Poççik İrfan’ın, Doğan’a atladığımız gibi Dadaşkent’teki Hacı Möhyet’in oturduğu apartmanın önüne gittik. Poççik İrfan, dayısının ikinci kattaki evine benden önce girdi. Ardından da ben dayısının odasına girdim. Odada başı örtülü iki kadın vardı. Bunlardan birisi kumar illetine yakalanan kocasının kumardan kurtulması; diğeri ise metresi bulunan kocasının evine, yuvasına bağlanması için Hacı Möhyet’e muska yaptırıyordu.  
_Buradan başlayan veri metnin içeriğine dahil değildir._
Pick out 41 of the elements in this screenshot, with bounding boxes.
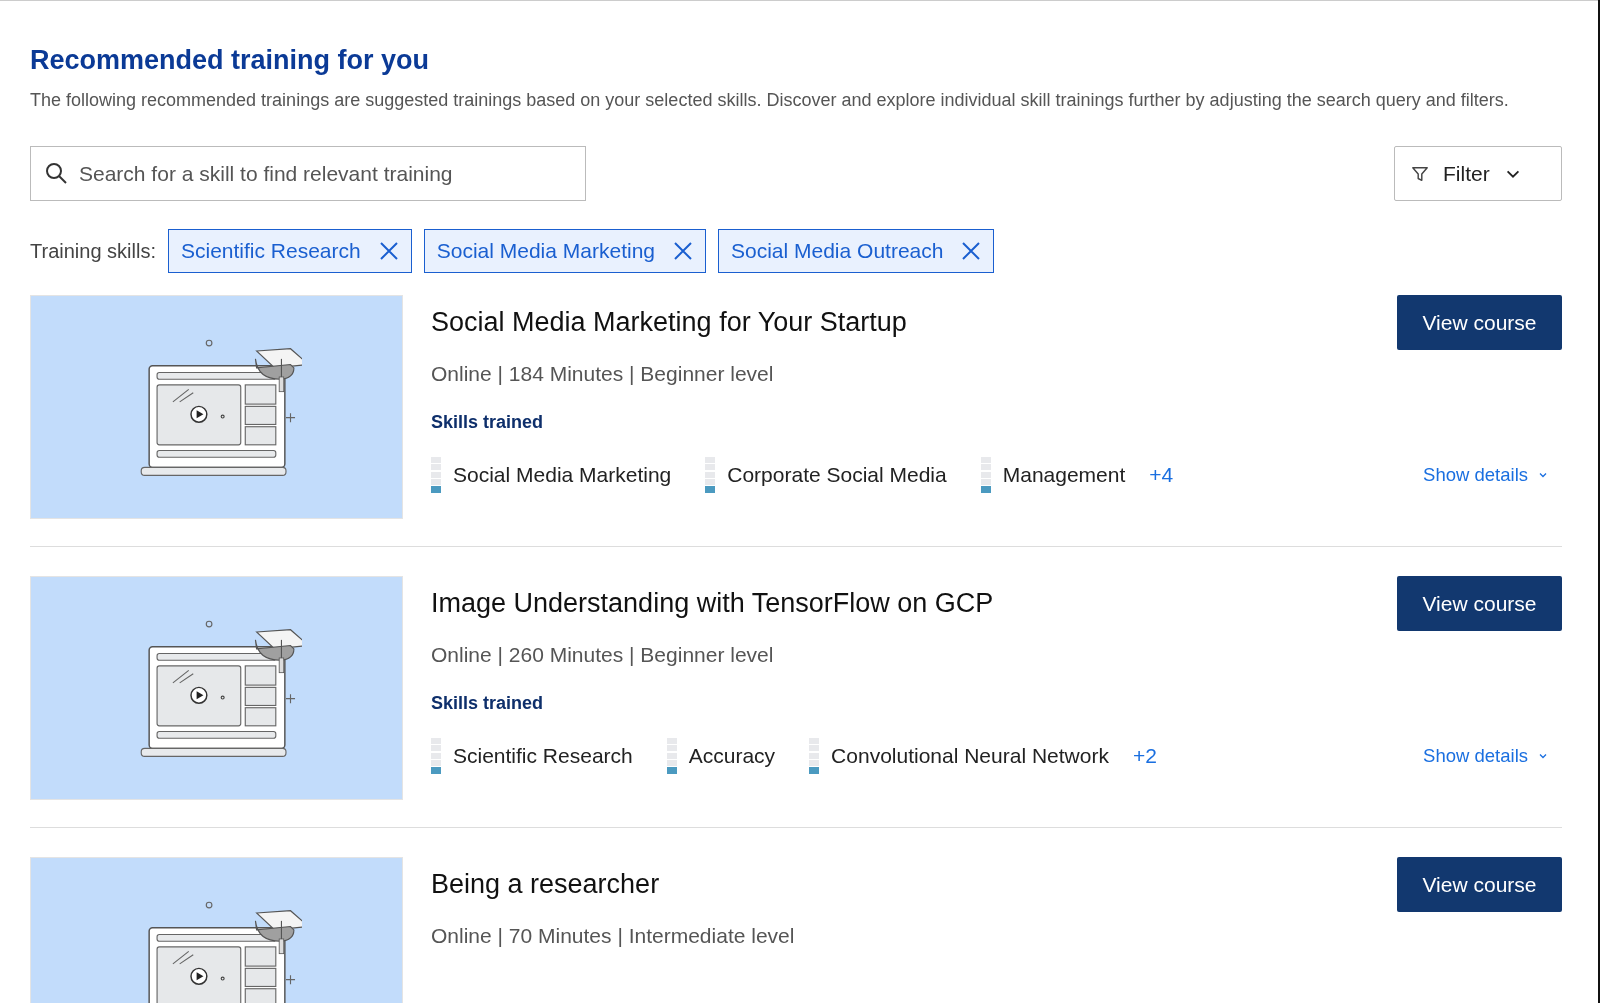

Kadınların muskasını yazıp parasını aldıktan sonra Hacı Möhyet yeğenini karşısında görünce gümüş üzerine oltu taşı işlemeli yüzüğü bulunan sağ elini öpmesi için Poççik’e uzattı. Dayısının elini öpüp başının üzerine koymasının ardından ben de usul olduğu üzere Möhyet’in aynı şekilde elini öptüm. Odanın ortasında kalın ve geniş minderin üzerinde oturmuş önündeki rahlenin üzerinde İbni Vahşiyye, Cafer Es Sadık, Ahmet b. Hilal yazılı çokça Arapça, Türkçe yazılı kitap ve Kur’an bulunan Möhyet’in, yanında hamam tasının içerisindeki su duruyordu. İrfan’ın geliş nedenimizi anlatmasının ardından Muskacı Möhyet sağ eliyle kısa sakalını sıvazladıktan sonra yanındaki suyu rahlenin üzerine kaldırıp bıraktı. Anlamadığım bir dilde bir şeyler mırıldanıp suyun içine üfledikten sonra Muskacı, “Oğlum bu kızın çok seveni var. Kızla aranızda Palandöken dağından daha büyük engeller var. Kız uzun boylu, esmer, yıldız bakışlı birisiyle çıkıyor. Cinlerim onu tanıyor. Bu kızı sana aşık edeceğim.”  Gözlerini kapayıp derin bir nefes aldıktan sonra tekrar suyun yüzüne hafifçe üfleyen Hacı Möhyet, “Cinlerimi kıza gönderdim. Sana aşık olacak, senden başkasını çakır gözleri görmeyecek.” diye konuştu. 

Sürme çekili yeşil gözlerini gözlerimin içine çeviren Muskacı’ya teşekkür edip, minderinin altına iki yüz lira bırakıp odadan çıktık. “Okşan’ın aşkına canım feda olsun” duygusuyla evden ayrılıp, güzergâhımızdaki en yakın tekel bayiinden rakı ve çerezimizi aldık. 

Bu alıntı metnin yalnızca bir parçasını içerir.